Method Strengths and Weaknesses
Strengths
- Hierarchical stages match FPN and UperNet style dense pipelines.
- Shifted windows recover cross-window interaction with small latency overhead.
- Strong transfer: 58.7 box AP, 51.1 mask AP, 53.5 mIoU.
- Linear image-size complexity fits high-resolution vision better than global attention.
Weaknesses
- One block still attends only within local windows.
- Best headline numbers use ImageNet-22K pre-training for large variants.
- Absolute position embeddings degrade dense prediction performance.
- Gains rely on extra hierarchy machinery beyond vanilla ViT simplicity.
Suggestions from the authors
- Test shifted-window self-attention in natural language processing.

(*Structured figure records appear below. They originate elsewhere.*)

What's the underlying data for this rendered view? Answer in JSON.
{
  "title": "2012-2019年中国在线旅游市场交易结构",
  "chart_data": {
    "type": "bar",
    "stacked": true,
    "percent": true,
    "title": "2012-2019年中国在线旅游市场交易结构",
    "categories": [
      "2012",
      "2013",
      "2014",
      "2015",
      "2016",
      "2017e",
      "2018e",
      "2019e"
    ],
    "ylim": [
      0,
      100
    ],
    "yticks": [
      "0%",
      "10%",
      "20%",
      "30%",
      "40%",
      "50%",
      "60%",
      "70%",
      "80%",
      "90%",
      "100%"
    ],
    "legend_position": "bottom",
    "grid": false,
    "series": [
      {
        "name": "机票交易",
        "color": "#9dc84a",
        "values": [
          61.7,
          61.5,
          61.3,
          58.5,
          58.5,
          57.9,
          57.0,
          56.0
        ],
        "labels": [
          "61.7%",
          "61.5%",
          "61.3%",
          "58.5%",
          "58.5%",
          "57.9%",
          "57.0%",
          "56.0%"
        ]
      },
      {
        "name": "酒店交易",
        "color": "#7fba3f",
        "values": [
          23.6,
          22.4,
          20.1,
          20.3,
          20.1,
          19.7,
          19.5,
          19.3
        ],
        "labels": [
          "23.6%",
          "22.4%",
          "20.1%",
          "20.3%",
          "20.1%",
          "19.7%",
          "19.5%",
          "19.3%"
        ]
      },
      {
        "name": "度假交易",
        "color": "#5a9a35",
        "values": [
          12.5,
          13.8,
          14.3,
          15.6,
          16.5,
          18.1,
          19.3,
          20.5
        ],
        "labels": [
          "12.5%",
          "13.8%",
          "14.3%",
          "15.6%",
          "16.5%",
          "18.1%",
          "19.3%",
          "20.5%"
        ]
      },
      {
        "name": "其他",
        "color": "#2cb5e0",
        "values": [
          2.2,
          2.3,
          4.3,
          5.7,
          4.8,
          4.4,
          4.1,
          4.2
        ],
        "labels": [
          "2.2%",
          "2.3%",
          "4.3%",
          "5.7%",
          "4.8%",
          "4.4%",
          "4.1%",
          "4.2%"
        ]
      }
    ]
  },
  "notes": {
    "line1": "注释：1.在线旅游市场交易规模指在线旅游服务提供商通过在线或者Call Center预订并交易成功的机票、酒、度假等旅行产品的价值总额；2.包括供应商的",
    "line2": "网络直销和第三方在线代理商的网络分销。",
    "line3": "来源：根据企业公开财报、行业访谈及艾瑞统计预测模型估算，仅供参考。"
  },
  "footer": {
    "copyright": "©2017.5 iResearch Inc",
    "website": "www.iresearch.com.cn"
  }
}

- Push unified modeling of visual and textual signals.
- Extend hierarchical Transformer backbones to more vision tasks.
- Study shifted-window ideas in all-MLP architectures.
Links
Prior Papers
- @dosovitskiyViT2020 — Swin turns ViT into a hierarchical, dense-task-friendly backbone with local shifted attention.
- @heMaskRCNN2017 — Swin is evaluated as a drop-in backbone for COCO detection and instance segmentation.
Further Papers
- @radfordCLIP2021 — overlaps in Transformer-based visual representation learning and scalable vision backbones.
- @alayracFlamingo2022 — later multimodal systems depend on strong visual backbones in Swin's design space.
- @liBLIP2_2023 — vision-language stacks continue the push toward general visual encoders that Swin motivates.